I'm personally not a constructivist or even finitist (mostly for pragmatic reasons), but discussions about Gödel get sidetracked by musings about either of these philosophies so often that I feel it's important to point out that there is an understanding of Gödel's theorems that can be understood and discussed regardless of one's commitment to a particular philosophy of mathematics (well, at least assuming some "reasonable" base).
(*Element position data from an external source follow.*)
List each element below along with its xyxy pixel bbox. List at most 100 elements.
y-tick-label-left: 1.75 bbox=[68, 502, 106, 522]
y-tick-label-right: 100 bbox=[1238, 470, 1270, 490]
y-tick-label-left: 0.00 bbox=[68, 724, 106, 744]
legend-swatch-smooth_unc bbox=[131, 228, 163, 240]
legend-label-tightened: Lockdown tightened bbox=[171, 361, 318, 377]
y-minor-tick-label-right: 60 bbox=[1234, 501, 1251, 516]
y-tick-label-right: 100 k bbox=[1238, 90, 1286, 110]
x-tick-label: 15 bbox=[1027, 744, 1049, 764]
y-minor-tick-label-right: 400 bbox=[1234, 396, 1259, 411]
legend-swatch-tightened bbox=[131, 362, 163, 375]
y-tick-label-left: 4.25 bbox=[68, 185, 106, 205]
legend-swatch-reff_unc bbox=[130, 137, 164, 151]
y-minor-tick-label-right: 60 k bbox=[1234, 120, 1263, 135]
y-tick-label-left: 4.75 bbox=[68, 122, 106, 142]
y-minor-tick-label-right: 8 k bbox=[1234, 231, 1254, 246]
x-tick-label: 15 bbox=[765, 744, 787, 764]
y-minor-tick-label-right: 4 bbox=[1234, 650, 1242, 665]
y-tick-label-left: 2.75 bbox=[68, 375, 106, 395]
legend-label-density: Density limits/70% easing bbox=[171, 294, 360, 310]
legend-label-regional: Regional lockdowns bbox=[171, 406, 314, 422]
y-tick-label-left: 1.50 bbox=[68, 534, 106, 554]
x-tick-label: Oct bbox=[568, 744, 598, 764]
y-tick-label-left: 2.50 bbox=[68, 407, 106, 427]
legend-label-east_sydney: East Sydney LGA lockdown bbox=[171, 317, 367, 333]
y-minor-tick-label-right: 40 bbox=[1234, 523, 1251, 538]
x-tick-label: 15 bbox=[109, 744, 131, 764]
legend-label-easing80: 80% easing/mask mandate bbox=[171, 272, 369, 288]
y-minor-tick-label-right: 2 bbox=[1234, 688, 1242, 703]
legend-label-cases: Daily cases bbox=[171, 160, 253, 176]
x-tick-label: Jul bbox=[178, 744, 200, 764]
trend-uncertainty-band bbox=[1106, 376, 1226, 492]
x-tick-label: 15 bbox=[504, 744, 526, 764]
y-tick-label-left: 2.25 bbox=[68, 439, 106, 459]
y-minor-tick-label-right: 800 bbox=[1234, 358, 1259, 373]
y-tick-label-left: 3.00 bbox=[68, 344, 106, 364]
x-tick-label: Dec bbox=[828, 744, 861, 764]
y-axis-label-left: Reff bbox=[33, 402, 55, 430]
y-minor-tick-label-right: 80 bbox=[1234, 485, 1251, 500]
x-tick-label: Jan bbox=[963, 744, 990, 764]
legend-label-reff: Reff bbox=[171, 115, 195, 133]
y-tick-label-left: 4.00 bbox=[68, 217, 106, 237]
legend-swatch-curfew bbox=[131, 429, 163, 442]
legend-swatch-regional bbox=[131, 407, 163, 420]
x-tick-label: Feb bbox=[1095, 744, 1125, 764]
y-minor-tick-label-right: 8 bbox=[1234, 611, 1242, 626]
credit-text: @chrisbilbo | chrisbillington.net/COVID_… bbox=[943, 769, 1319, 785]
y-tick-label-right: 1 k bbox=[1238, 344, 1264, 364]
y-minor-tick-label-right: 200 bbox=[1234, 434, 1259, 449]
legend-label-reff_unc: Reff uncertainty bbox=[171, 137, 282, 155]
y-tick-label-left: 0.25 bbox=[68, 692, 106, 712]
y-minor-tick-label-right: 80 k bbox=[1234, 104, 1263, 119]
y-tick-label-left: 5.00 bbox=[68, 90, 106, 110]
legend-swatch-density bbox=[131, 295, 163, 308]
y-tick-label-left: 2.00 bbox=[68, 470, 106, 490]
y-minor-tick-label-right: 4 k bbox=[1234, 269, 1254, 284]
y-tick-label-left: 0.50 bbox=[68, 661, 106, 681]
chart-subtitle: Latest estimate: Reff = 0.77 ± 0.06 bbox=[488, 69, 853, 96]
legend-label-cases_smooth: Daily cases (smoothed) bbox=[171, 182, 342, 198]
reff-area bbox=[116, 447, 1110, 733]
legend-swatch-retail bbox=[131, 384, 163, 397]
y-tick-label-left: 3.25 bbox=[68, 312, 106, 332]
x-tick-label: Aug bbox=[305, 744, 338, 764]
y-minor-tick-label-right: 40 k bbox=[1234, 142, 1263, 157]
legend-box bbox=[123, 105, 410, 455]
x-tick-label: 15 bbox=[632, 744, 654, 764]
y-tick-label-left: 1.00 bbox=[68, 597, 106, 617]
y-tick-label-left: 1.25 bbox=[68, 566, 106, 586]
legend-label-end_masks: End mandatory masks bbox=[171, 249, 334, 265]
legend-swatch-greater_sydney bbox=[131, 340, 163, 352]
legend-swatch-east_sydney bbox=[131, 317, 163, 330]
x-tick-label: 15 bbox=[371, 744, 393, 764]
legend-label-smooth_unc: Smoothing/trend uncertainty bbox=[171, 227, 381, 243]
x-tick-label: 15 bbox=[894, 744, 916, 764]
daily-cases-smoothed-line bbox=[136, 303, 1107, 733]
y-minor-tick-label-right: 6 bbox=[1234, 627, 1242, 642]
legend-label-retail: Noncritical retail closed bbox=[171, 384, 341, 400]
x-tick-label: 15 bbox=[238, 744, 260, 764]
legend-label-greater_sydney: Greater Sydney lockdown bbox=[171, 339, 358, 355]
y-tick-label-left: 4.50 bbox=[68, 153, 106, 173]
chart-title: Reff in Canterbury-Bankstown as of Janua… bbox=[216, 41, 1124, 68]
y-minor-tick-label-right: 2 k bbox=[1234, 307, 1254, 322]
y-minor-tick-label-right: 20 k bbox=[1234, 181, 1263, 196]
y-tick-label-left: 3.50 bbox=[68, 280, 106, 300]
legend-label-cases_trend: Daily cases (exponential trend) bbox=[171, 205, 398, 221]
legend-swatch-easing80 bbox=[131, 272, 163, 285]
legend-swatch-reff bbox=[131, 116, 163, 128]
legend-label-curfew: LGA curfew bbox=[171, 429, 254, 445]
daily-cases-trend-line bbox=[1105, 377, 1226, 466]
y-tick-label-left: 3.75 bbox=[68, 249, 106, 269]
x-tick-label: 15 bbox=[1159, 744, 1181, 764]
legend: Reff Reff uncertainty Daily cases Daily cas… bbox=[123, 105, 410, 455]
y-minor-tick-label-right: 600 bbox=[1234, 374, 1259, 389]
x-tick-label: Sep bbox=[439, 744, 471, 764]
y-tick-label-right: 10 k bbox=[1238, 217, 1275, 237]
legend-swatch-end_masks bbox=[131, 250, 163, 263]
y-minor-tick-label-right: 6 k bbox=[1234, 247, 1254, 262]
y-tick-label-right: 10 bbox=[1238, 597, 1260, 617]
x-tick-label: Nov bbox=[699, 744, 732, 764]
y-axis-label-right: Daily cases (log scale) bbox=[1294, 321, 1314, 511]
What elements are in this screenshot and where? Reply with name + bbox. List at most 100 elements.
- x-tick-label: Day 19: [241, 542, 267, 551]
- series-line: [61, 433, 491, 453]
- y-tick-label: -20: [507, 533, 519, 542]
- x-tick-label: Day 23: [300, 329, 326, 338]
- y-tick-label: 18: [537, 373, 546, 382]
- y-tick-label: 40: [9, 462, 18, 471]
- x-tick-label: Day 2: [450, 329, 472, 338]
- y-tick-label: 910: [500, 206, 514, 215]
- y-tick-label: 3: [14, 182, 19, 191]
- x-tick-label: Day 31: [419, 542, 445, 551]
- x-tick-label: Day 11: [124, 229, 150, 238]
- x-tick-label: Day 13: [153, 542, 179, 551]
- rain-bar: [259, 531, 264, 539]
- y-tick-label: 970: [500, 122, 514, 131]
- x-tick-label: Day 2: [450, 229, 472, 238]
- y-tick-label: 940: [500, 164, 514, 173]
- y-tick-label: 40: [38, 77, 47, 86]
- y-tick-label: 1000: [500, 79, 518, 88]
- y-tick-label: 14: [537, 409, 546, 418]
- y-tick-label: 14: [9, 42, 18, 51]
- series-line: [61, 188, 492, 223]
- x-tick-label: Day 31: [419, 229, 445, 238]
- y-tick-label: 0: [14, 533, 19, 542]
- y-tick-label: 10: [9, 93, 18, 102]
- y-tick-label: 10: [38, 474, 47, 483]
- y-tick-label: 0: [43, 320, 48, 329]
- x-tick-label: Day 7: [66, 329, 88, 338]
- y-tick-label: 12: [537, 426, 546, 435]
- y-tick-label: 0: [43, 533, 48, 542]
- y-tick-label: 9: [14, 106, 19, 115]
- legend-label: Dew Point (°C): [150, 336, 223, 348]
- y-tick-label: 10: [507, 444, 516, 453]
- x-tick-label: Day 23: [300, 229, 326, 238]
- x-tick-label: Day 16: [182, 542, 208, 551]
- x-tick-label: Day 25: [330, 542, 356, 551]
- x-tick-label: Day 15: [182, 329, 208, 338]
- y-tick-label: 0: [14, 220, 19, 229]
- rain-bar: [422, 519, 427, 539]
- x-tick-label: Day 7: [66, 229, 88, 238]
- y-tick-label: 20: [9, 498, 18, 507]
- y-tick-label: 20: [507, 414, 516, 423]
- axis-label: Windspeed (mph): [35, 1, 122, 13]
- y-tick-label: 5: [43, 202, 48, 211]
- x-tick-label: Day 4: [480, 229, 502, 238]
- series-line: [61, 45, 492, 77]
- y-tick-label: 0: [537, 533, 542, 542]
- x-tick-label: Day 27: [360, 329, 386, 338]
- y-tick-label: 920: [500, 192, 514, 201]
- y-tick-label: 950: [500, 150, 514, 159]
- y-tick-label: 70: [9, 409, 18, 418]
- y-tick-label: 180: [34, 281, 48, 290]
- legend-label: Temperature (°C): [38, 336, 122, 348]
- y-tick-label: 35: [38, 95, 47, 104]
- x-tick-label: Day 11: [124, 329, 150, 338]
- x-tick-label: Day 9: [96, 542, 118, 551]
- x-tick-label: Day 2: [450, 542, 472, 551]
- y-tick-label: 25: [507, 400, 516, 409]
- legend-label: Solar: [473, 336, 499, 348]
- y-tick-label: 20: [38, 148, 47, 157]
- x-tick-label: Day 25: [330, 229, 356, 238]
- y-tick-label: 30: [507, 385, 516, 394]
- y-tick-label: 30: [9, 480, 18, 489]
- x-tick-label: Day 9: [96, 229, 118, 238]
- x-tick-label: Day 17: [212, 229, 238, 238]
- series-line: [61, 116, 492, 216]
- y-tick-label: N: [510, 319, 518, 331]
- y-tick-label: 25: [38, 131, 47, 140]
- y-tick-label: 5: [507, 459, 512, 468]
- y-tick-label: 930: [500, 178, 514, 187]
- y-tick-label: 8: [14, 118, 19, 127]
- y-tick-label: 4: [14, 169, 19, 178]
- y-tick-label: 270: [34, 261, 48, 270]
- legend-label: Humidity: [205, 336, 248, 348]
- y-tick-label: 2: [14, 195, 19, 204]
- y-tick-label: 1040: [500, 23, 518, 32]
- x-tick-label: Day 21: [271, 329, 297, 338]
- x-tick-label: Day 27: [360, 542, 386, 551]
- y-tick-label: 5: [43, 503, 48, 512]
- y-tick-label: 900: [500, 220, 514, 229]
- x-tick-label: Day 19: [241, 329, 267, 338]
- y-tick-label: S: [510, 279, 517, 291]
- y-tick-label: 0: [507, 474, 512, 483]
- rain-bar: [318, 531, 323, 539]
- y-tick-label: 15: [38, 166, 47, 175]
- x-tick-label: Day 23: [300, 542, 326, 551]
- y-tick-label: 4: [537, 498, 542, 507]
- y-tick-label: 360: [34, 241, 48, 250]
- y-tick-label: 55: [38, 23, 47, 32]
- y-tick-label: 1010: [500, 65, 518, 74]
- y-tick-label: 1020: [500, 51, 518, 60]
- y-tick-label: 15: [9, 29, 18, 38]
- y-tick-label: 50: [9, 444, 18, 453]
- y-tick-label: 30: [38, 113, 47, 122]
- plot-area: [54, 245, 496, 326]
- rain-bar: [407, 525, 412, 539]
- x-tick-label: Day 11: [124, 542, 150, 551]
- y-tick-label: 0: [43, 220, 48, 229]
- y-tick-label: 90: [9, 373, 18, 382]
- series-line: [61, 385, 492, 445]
If you are a finitist, you could interpret Gödel's theorem to mean that infinite systems such as the natural numbers don't actually exist, because they can never be understood in full (I'm not a finitist, so maybe I'm wrong in this conclusion). If you're a classical platonist, they would mean that the "natural numbers" do exist in some platonic realm, but will never fully be captured by human mathematics. If you're a formalist like me, maybe you'd say that it's very useful to pretend that the natural numbers exist, but that strictly speaking we don't really fully understand what they are or should be (but it turns out not to matter all that much).

Either way, a complete theory of the natural numbers doesn't exist.